Light-to-moderate alcohol consumption has been reported to be cardio-protective among apparently healthy individuals. However, it is unclear whether this association is also present in those with disease. A study examined the association between alcohol consumption and prognosis in individuals with pre-existing cardiovascular disease (CVD). A series of meta-analyses of new findings from three large-scale cohorts and existing published studies were conducted.
Alcohol consumption was assessed in relation to all-cause mortality, cardiovascular mortality, and subsequent cardiovascular events via de novo analyses of 14,386 patients with a previous myocardial infarction, angina, or stroke in the UK Biobank Study (median follow-up 8.7 years), involving 1,640 deaths and 2,950 subsequent events, and 2,802 patients and ,1257 deaths in 15 waves of the Health Survey for England 1994-2008 and three waves of the Scottish Health Survey 1995, 1998, and 2003 (median follow-up 9.5 years, IQR 5.7-13.0). This was augmented with findings from 12 published studies identified through a systematic review, providing data on 31,235 patients, 5,095 deaths, and 1,414 subsequent events.
The best-fitting dose-response association between alcohol and each outcome in the combined sample of 48,423 patients, were modelled adjusting at least for age, sex, and smoking status.
Alcohol consumption was associated with all assessed outcomes in a J-shaped manner relative to current non-drinkers, with a risk reduction that peaked at 7 g/day (relative risk 0.79, 95% confidence interval 0.73-0.85) for all-cause mortality, 8 g/day (0.73, 0.64-0.83) for cardiovascular mortality and 6 g/day (0.50, 0.26-0.96) for cardiovascular events, and remained significant up to 62, 50, and 15 g/day, respectively. No statistically significant elevated risks were found at higher levels of drinking. In the few studies that excluded former drinkers from the non-drinking reference group, reductions in risk among light-to-moderate drinkers were attenuated.
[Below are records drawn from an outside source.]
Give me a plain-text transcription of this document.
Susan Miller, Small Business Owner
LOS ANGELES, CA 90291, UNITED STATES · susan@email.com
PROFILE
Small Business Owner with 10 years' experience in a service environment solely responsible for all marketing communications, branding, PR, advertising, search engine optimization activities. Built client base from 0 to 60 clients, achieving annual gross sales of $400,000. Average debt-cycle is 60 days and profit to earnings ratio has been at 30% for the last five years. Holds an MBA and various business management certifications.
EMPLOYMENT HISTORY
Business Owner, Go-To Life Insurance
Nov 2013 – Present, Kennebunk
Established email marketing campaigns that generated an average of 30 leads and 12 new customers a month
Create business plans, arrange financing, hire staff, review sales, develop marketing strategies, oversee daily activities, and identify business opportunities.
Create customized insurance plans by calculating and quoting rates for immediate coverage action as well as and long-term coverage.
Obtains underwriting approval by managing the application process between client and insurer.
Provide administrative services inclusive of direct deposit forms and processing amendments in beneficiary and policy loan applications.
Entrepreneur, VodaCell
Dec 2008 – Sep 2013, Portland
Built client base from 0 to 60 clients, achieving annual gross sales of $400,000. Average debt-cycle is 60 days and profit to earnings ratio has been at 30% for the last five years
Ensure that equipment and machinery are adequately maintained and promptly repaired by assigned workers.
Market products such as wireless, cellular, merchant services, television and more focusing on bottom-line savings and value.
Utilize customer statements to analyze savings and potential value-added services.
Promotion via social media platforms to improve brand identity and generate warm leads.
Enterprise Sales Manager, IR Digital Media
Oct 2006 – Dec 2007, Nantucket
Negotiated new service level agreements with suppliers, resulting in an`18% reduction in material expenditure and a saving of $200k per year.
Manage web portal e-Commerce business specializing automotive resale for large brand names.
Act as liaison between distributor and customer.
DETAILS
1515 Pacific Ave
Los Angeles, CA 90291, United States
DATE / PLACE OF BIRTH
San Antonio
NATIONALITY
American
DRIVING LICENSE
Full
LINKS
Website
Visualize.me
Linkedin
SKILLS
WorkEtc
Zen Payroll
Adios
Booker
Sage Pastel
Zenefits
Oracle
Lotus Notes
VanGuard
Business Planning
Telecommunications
For secondary prevention of CVD, current drinkers may not need to stop drinking. However, they should be informed that the lowest risk of mortality and having another cardiovascular event is likely to be associated with lower levels of drinking, i.e., up to approximately 105g (or equivalent to 13 UK units) a week.
Source: Ding C; O’Neill D; Bell S; Stamatakis E; Britton A, “Association of alcohol consumption with morbidity and mortality in patients with cardiovascular disease: original data and meta-analysis of 48,423 men and women”, BMC Medicine, Vol 19, Art No 167, 2021, 14pp.